Más de dos mil cuadernos y alrededor de 200 pinturas en distintas técnicas y formatos, entre otros documentos, componen el Archivo que custodia la Fundación, cuya misión es la investigación, desarrollo y difusión de la cultura y el arte, desde el aporte singular que significa para Chile y el mundo la creación artística, académica y cultural desarrollada a lo largo de su vida por el arquitecto y profesor de la Escuela de Arquitectura de la UCV y Premio Nacional de Arquitectura, 1975.

29.7.16

José Palma, el reportero cultural sufre la pérdida de dos cuadernos. La Estrella del Norte, 23 de julio de 2016.

Vía La Estrella de Antofagasta.



Don José Palma dice que se le metieron a la casa para robarle sus escritos sobre el patrimonio antofagastino. Dice que lo hicieron por pura maldad.

Por Ignacio Araya Chanqueo

No hay ninguna puerta para entrar a la pieza donde vive José Palma, el reportero cultural. Si usted es aficionado a las actividades de literatura, artes, ballet o cualquier cosa relacionada con la cultura, probablemente lo haya visto con su cuaderno, anotando cada detalle de lo que está ocurriendo.
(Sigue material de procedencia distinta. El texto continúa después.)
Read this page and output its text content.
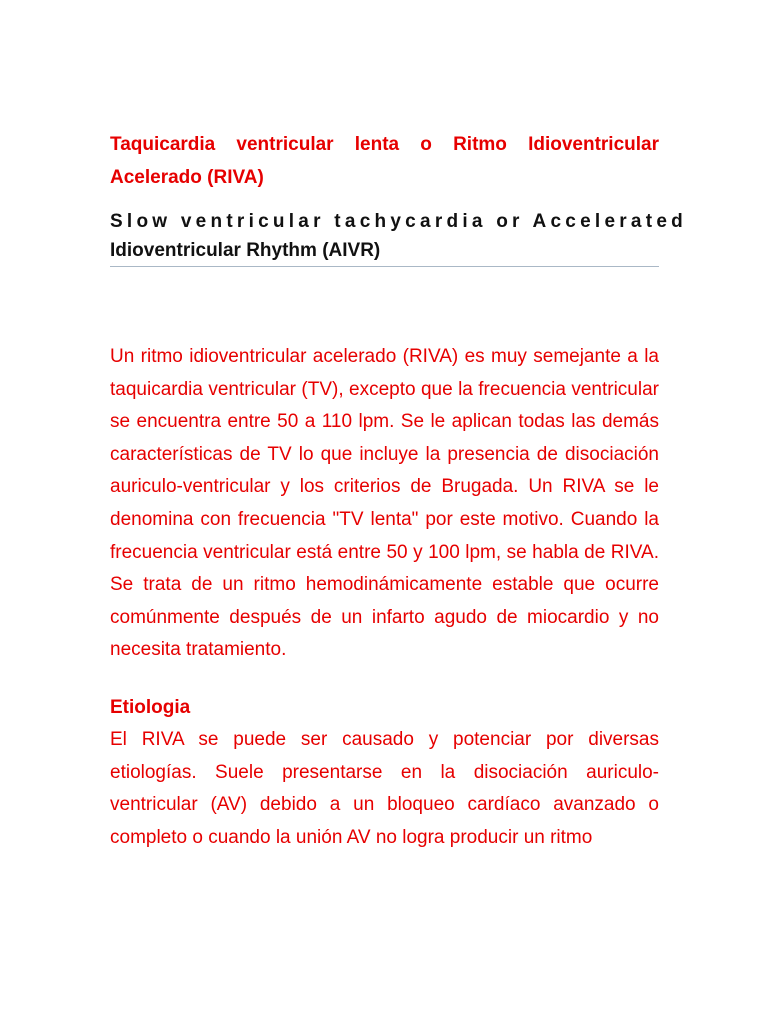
Taquicardia ventricular lenta o Ritmo Idioventricular Acelerado (RIVA)
Slow ventricular tachycardia or Accelerated
Idioventricular Rhythm (AIVR)

Un ritmo idioventricular acelerado (RIVA) es muy semejante a la taquicardia ventricular (TV), excepto que la frecuencia ventricular se encuentra entre 50 a 110 lpm. Se le aplican todas las demás características de TV lo que incluye la presencia de disociación auriculo-ventricular y los criterios de Brugada. Un RIVA se le denomina con frecuencia "TV lenta" por este motivo. Cuando la frecuencia ventricular está entre 50 y 100 lpm, se habla de RIVA. Se trata de un ritmo hemodinámicamente estable que ocurre comúnmente después de un infarto agudo de miocardio y no necesita tratamiento.

Etiologia

El RIVA se puede ser causado y potenciar por diversas etiologías. Suele presentarse en la disociación auriculo-ventricular (AV) debido a un bloqueo cardíaco avanzado o completo o cuando la unión AV no logra producir un ritmo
Su pieza en sí es una enciclopedia de todos los saberes. Hay tantos cuadernos, libros y anotaciones que un día no cupieron más y la frágil pared de madera cedió y se quebró a la mitad. Es difícil de explicar cómo la casa no se ha caído entera abajo.

"La cultura me partió la casa", dice José, soltando una risa, aunque por estos días el reportero cultural no anda para bromas. La semana pasada, alguien le robó dos de sus cuadernos históricos donde tenía registrada historia, datos arquitectónicos y detalles de la estación de trenes de calle Valdivia, la "estación nueva". "Y estoy en la más completa indefensión. Me lo sacaron del velador", asegura.

-¿Qué cree que pasó?

-Vaya uno a saber, no tengo sospechas de nadie, pudo ser en el día, cuando no estaba aquí.

Hasta la pérdida de sus dos cuadernos, José prácticamente no pasaba en la casa durante el día. Se iba temprano a la Biblioteca Regional, pescaba "El Mercurio" o "La Estrella" y buscaba actividades culturales donde ir anotando datos. En su pieza cuelga un pequeño plato de cartón donde tiene anotada toda la agenda de julio. "No estoy tranquilo", reconoce. Por ahora, la agenda de este mes queda en stand by.
¿qué hacer?

El reportero cultural recicla cuadernos. Cuando alguien tira alguno a medio escribir por ahí, los recoge y los deja en la entrada de su casa. Si necesita uno, le sacará las guías y hojas rayadas que algún estudiante dejó botadas y dejará las hojas vírgenes para escribir todos los datos que pueda. El conocimiento es su necesidad. Aunque es contador, José tiene en una ruma de libros miles de datos sobre el tema que sea: música, religión, dinosaurios. Todos vienen con recortes de prensa provenientes de los miles de amarillentos diarios que se apilan afuera, a la espera de ser descubiertos por el reportero cultural.

Aunque le da algo de miedo lo sucedido -pero dice que no es la primera vez-, José se vuelve a reír y dice que "así es la vida". No tiene bodega dónde guardar sus cosas y dice que va a tener que fondear por ahí los cuadernos para que no se vuelva a repetir una experiencia semejante. "No todos aprecian esto", dice mirando sus cuadernos. "Pero ¿qué puedo hacer? No ve que la cultura me partió la casa, no puedo poner puerta. ¿Qué puedo poner ahí?".

2004 Ese año partió escribiendo cuadernos con datos de actividades culturales.